Читать ««Святой Мануэль Добрый, мученик» и еще три истории» онлайн - страница 44

Мигель де Унамуно

Представь себе, дон Сандальо, мой дон Сандальо – вот кто снился мне неотступно во время болезни. Мне грезилось, что за эти дни с ним что-то произошло, что-то изменилось в его жизни и, когда я вновь встречусь с ним в казино и мы вновь сядем за шахматы, я не найду в нем прежнего дона Сандальо.

И вместе с тем меня тревожило, думает ли он обо мне, недостает ли ему моего общества, не нашел ли он себе среди завсегдатаев казино другого партнера – другого! – с которым играет в шахматы, осведомляется ли он обо мне, существую ли я для него?

Мне даже привиделся кошмар: дон Сандальо в обличье страшного черного коня – очевидно, шахматного – слетает откуда-то сверху, чтобы меня сожрать, а я, несчастный белый слон, бедный полоумный епископ, по-слоновьи неуклюжий, связан в это время защитой своего короля. Я очнулся от кошмара, когда забрезжил рассвет, со стеснением в груди. Испугавшись, стал поспешно делать глубокие вдохи и выдохи и легкий массаж, чтобы взбодрить сердце, которое доктор Касануэва находит несколько изношенным. После чего я принялся наблюдать в бинокль, как лучи восходящего солнца отражаются в брызгах водопада, низвергающегося с горы против моих окон.

XIV

25 октября

Посылаю тебе всего несколько строк на открытке. Вышел прогуляться по пустынному пляжу. Он выглядел еще более пустынным от присутствия юной девушки, бредущей по кромке песка, на которую накатывали волны. И мочили ей ноги. Я наблюдал за ней так, чтобы она меня не видела. Она достала какое-то письмо, прочла его и опустила руки, крепко державшие листок; потом снова подняла руки к лицу и перечитала письмо; затем, тщательно сложив его несколько раз, разорвала на мелкие клочки и побрела дальше, бросая по одному клочок за клочком, и ветер подхватывал их – бабочек забвенья – и уносил в море. Покончив с этим, она вынула платок, заплакала и стала вытирать платком слезы. Морской ветер быстро стер с ее лица их следы.
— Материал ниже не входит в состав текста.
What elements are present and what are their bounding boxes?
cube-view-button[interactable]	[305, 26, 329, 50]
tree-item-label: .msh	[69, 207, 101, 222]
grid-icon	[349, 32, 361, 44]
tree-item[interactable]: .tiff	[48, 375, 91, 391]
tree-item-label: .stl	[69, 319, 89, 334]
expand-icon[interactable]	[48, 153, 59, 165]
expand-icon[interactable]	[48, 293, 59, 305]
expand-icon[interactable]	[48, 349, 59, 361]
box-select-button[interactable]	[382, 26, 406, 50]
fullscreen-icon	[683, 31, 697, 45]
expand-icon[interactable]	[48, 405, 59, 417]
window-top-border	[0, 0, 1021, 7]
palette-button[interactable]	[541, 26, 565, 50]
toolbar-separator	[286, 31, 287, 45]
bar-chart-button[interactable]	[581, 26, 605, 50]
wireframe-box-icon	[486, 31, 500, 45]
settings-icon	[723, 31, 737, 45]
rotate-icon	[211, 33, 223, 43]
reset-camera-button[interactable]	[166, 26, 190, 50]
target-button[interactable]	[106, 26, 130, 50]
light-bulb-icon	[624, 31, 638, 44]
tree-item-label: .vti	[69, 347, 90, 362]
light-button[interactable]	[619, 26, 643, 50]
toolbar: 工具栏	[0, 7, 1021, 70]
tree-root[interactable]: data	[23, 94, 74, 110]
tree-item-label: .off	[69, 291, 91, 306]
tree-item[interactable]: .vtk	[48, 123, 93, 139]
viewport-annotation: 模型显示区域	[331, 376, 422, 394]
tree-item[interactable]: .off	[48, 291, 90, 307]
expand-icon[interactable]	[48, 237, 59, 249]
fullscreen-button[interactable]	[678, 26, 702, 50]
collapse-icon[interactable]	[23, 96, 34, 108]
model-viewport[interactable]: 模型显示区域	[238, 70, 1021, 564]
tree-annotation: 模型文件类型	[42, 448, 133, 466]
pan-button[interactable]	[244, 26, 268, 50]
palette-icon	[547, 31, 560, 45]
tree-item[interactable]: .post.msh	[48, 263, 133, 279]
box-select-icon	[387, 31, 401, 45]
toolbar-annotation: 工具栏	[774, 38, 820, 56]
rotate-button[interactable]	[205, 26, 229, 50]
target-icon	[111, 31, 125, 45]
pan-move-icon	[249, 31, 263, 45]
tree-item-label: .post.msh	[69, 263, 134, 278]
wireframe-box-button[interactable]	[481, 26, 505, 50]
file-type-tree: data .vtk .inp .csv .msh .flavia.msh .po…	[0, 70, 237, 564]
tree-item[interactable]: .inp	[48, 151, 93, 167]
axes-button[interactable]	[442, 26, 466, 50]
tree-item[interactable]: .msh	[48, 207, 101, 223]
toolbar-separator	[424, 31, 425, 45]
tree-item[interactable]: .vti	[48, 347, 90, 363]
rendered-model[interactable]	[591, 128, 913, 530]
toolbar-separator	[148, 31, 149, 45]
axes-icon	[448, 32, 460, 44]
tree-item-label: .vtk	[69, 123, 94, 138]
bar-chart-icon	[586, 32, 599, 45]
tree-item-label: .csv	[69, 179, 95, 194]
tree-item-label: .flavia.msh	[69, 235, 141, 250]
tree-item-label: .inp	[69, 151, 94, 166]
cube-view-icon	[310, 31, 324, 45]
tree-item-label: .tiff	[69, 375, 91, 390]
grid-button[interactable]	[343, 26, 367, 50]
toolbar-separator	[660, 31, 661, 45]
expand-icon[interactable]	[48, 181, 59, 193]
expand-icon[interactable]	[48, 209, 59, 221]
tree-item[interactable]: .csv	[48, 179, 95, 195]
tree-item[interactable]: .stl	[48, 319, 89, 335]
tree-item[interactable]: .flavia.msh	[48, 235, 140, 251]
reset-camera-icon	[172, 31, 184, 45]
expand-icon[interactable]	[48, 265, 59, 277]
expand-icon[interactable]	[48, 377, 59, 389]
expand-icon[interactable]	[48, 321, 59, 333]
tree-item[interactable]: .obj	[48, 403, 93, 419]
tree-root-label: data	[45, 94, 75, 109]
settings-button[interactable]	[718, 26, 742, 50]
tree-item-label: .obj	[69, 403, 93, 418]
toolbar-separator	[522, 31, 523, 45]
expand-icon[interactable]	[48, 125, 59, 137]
Вот и все.

XV

26 октября

То, о чем я намерен тебе поведать, мой дорогой Фелипе, столь неслыханно и столь невероятно, что вряд ли нечто подобное могло прийти в голову самому изобретательному новеллисту. Это докажет тебе, насколько был прав наш друг, прозванный нами Пепе Галисиец, когда он, переводя какой-то труд по социологии, говорил нам: «Терпеть не могу этих нынешних книг по социологии; вот перевожу одну такую о первобытном браке: автор ее знай вертится вокруг рассуждений о том, что если у ирокезов брачный обряд имеет такие-то и такие-то отличия, то у кафров они совсем другие… И все в том же духе. Прежде книги писались просто с помощью слов, ныне же они заполнены тем, что именуется фактами или документами; но чего я в них не вижу, так это мыслей. Я, со своей стороны, случись мне изобрести какую-нибудь социологическую теорию, стал бы основывать ее на фактах, мною же самим выдуманных, ибо уверен вполне, что сколько бы ни было невероятно выдуманное человеком, оно либо некогда уже сбылось, либо сбывается, либо сбудется впредь». И как же был прав наш добрый Пепе.